Friday, December 26, 2014

Namiki Falcon drawings, and fitting the pictures on the page

Ok, here are the drawings I've been doing with the Namiki Falcon. I've been hesitant to post them because - well, they sort of suck. I was pretty disappointed at first, and in fact I went through this thing where it didn't seem able to draw on any paper I have. Not sure what the problem was - it kept cutting out and just not making a line at all. But I discharged the ink back into the bottle, refilled it twice (to get out as much air as possible) and now it seems to be working fine, and handles insanely well, just as I expected. It's like it needed to be broken in or something, I don't know.

These are still from when I was having trouble with it, had to keep trying several times to make many of the lines. I reinforced some of them with black micron pens because I didn't like the weak, thin lines I was getting.

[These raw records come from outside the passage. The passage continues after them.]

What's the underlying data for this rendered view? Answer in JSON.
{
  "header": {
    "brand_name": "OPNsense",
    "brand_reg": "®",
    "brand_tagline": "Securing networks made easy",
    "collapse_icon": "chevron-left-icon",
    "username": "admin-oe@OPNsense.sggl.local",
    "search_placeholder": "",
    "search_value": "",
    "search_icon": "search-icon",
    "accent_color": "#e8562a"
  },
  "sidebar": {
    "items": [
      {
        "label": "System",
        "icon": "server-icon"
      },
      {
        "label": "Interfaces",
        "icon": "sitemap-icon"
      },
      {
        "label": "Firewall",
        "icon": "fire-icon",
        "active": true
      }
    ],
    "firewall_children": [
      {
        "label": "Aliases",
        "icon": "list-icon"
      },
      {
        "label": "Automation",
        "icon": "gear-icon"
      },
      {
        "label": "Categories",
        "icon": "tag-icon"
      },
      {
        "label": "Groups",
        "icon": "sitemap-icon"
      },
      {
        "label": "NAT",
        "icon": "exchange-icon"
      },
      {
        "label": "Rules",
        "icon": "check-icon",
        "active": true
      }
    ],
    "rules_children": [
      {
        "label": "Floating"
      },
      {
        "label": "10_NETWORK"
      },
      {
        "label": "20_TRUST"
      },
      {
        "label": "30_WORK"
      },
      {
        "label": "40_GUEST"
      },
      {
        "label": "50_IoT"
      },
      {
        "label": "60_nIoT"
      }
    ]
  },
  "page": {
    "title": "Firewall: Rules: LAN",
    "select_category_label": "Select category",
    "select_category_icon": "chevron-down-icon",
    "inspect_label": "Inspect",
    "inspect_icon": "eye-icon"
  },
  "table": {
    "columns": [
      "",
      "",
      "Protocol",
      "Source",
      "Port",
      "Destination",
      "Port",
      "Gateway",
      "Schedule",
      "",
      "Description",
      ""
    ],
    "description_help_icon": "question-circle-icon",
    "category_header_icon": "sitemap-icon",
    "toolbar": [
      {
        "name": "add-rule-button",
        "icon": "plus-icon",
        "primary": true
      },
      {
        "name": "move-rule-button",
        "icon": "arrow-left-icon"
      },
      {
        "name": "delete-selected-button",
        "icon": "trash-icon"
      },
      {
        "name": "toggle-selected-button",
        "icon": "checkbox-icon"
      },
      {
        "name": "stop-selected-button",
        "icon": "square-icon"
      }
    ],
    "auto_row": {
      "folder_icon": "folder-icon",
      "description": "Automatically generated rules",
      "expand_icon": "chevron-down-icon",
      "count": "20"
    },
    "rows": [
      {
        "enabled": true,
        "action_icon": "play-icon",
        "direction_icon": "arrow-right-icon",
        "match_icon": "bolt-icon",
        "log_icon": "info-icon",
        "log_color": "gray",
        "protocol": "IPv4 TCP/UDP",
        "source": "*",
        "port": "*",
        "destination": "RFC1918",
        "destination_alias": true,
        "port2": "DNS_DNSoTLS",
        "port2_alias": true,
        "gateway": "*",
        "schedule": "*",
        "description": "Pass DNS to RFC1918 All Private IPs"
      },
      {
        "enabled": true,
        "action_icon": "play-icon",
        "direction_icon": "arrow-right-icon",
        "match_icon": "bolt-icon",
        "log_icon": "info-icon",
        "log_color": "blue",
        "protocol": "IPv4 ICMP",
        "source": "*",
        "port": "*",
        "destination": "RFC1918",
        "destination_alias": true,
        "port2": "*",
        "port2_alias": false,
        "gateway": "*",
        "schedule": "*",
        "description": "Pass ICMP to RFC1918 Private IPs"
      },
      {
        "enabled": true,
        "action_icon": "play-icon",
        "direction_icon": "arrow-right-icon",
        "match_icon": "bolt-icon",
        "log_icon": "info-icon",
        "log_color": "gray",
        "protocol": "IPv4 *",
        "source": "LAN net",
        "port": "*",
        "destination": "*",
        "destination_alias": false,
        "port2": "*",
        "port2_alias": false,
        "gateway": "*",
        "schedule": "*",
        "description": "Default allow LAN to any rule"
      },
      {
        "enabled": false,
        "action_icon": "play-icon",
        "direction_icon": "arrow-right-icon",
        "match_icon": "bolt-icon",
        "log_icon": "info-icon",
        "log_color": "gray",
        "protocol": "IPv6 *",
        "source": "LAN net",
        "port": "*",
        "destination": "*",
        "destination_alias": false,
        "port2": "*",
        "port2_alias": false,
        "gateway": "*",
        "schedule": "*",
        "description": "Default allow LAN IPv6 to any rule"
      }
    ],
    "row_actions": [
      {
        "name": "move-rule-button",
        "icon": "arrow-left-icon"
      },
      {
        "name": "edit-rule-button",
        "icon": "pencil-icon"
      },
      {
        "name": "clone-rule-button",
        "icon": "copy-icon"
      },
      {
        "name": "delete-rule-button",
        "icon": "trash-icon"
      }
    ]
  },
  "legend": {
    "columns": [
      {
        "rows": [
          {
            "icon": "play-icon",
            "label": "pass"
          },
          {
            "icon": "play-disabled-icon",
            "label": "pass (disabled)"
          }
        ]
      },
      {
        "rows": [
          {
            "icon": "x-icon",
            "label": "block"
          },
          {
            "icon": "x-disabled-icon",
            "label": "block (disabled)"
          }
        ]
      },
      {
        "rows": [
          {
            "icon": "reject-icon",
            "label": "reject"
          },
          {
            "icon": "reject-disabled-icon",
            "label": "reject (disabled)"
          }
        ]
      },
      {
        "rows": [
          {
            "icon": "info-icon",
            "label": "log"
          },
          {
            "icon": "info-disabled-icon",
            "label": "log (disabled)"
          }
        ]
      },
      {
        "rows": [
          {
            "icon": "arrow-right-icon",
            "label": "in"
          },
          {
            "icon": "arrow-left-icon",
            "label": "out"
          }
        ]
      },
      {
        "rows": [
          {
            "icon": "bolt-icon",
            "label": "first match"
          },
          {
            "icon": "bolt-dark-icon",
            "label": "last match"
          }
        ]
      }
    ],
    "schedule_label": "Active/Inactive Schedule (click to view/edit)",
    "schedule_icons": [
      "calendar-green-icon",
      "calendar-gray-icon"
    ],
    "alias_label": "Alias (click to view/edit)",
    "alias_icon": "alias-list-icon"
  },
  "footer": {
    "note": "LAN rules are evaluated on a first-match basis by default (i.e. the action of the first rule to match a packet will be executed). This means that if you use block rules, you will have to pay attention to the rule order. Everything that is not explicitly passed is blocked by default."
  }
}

These are the ones I've done since refilling it. Damn, what a difference!! Now I seem to be experiencing exactly what you'd expect when switching from a backfiring Gremlin to a Ferarri - it's way too responsive to every thought - I'm used to some lag and some drag. But now it's like I just start to touch he gas and it jumps forward instantly, touch the brake and it jerks to a sudden halt. Going to take some getting used to. And I love that now I always dream about drawing. Not just making images appear apparently by dabbing mentally, as happens when I'm using the tablet a lot but actually drawing. With nice brown lines.

I read recently somewhere that one of the keys to learning composition is to learn how to make your drawings fit properly on the page. This is a trick I had read about and tried some time ago, related to the whole Ron Lemen/KChen approach to figure quicksketch. Mark off where you want the top of the head (pay attention if the arms are raised above it!) and the bottom of the lowest foot to be. I don't really draw the vertical line, that's just for demo purposes here. Visually divide the marked off space in half with just a tiny tickmark. This is where the crotch will go if it's a standing figure that isn't bent at an angle. Then divide the higher part in half again and once more. This gives you the height of the head and your figure will be 8 heads tall. If it's a weird pose, seated or reclining or with a lot of foreshortening or something then you need to modify - measure off how many heads tall the space itself needs to be, and how many wide if you want to be more precise. I tend to have a problem getting the crotch to actually end up at the halfway point - I usually draw it lower for some reason, though if I start with Vilppu's gesture lines I do much better, because that allows you to plan as you draw rather than beginning with the construction and going piece by piece. and I find that when I do a wash I can make lots of construction lines disappear.